Dmitri’s status and sexuality doesn’t get in the way of work – he says he doesn’t have time to discuss it with colleagues, although he thinks that a lot of them have put two and two together.
-You don’t get it that I went to work in the prison-camp? There was a job going and I went for it. I agree, it’s not very cosy and I’m continually on edge. But on the other hand, I’m financially independent. I can’t go abroad because I don’t know the language. And anyway, what would I do there? Be a cleaner?
His family often asks the 38-year old Dima about a wife and children.
– I say: I’m OK as it is. I give them the example of my kid sister: she got married, then divorced – and so what? Is she any happier? My family doesn’t know about my HIV-status or anything about my sexuality. They wouldn’t understand – it’d be a shock, traumatic. I have my own circle of friends from 15 years back now. I’ve found my comfort zone and live there.
The ‘Mix’ and LGBT
On the stage three gorgeous girls are singing to playback ‘The girls are standing there, standing on the side…’ Their above-the knee short skirts reveal long legs in high heels. Ideal hair-dos and ditto make-up.
These girls are men though, artistes in a drag-show. Tonight’s performance is in honour of Women’s Day.
-May everything be OK with you and not go mouldy down below! And you get somebody to seed your bud.
‘Mix’ is the only LGBT club in Irkutsk. At the entrance, the manager, surrounded by security bouncers, sees some unfamiliar faces:
Photo by Vlad Dokshin
– Do you realise where you are going? he asks me and my companion, screwing up his eyes.
It’s cramped inside. ‘Mix’ needs no advertisement. The club is six years old and it has a membership of faithfuls.

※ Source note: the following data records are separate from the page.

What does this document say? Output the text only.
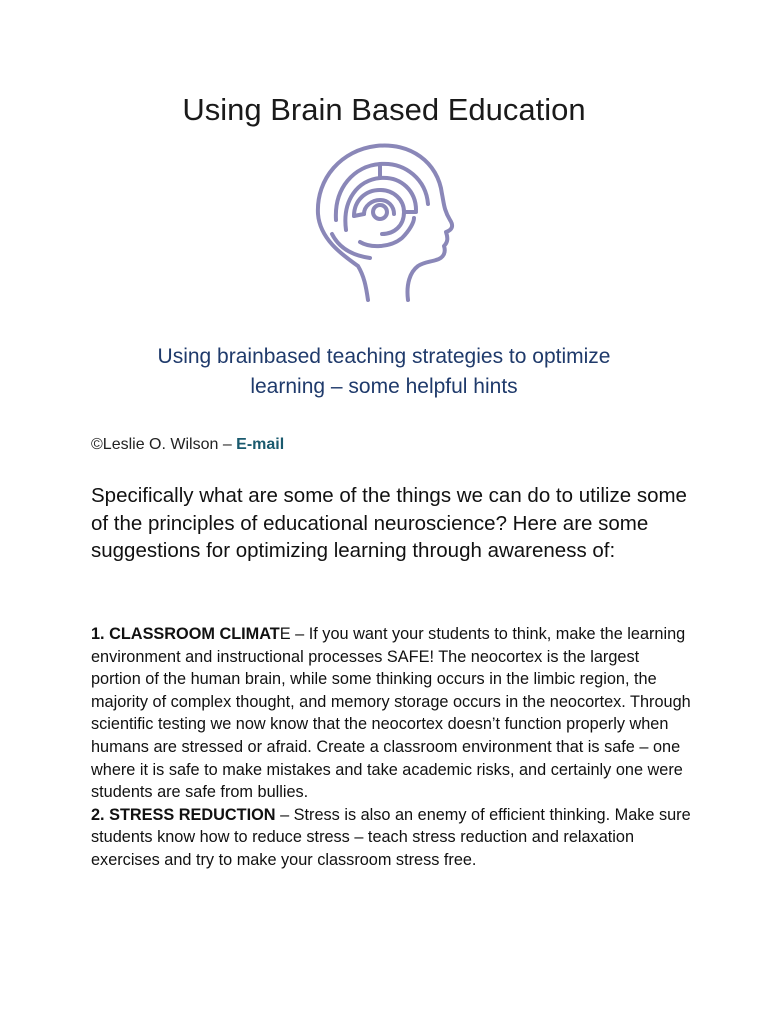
Using Brain Based Education
Using brainbased teaching strategies to optimize
learning – some helpful hints
©Leslie O. Wilson – E-mail
Specifically what are some of the things we can do to utilize some of the principles of educational neuroscience? Here are some suggestions for optimizing learning through awareness of:

1. CLASSROOM CLIMATE – If you want your students to think, make the learning environment and instructional processes SAFE! The neocortex is the largest portion of the human brain, while some thinking occurs in the limbic region, the majority of complex thought, and memory storage occurs in the neocortex. Through scientific testing we now know that the neocortex doesn’t function properly when humans are stressed or afraid. Create a classroom environment that is safe – one where it is safe to make mistakes and take academic risks, and certainly one were students are safe from bullies.

2. STRESS REDUCTION – Stress is also an enemy of efficient thinking. Make sure students know how to reduce stress – teach stress reduction and relaxation exercises and try to make your classroom stress free.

The girl DJ with short-cropped hair puts some music on. The repertoire? The latest Russian pop-hits. Over the DJ’s controls hangs a notice: ‘If they ask for Olga Buzova , 500 rubles to pay’. But soon they include her anyway.
According to WHO and UNAIDS criteria, men who have sex with other men fall in the HIV risk- group.
According to the data of the Open Health Institute Foundation, the average incidence of HIV-infection amongst gays in Russia is 18%. But at national State level no preventive work is done with them. So somebody has to take it on: in in Irkutsk it’s Evgenii Glebov and Stas Fedyakin.
On the entrance door of ‘Mix’ hangs a placard: ‘Come in and have an HIV test. For the sexually endowed’. Thanks to Zhenya’s and Stas’s efforts you can be tested here, anonymously, and on a regular basis. A test like this costs 500 rubles at the pharmacy; the club’s regulars are recommended to have a test every four months. It’s not every student that can afford that kind of money on a regular basis.
Photo by Vlad Dokshin
In addition, Stas and Zhenya are trying to establish contact with the AIDS Centre. Zhenya told us how he started out:
-We tried contacting the Centre, sent off requests and were fobbed off with formal replies. Finally I just made an appointment to see the doctor in charge, pretending to be a patient. We took her a manual on how to talk to HIV-positive people, published by our LGBT ‘Feniks’ and ‘Parni +’ support organisations. She was surprised and said: ‘Why didn’t you give it to us before?’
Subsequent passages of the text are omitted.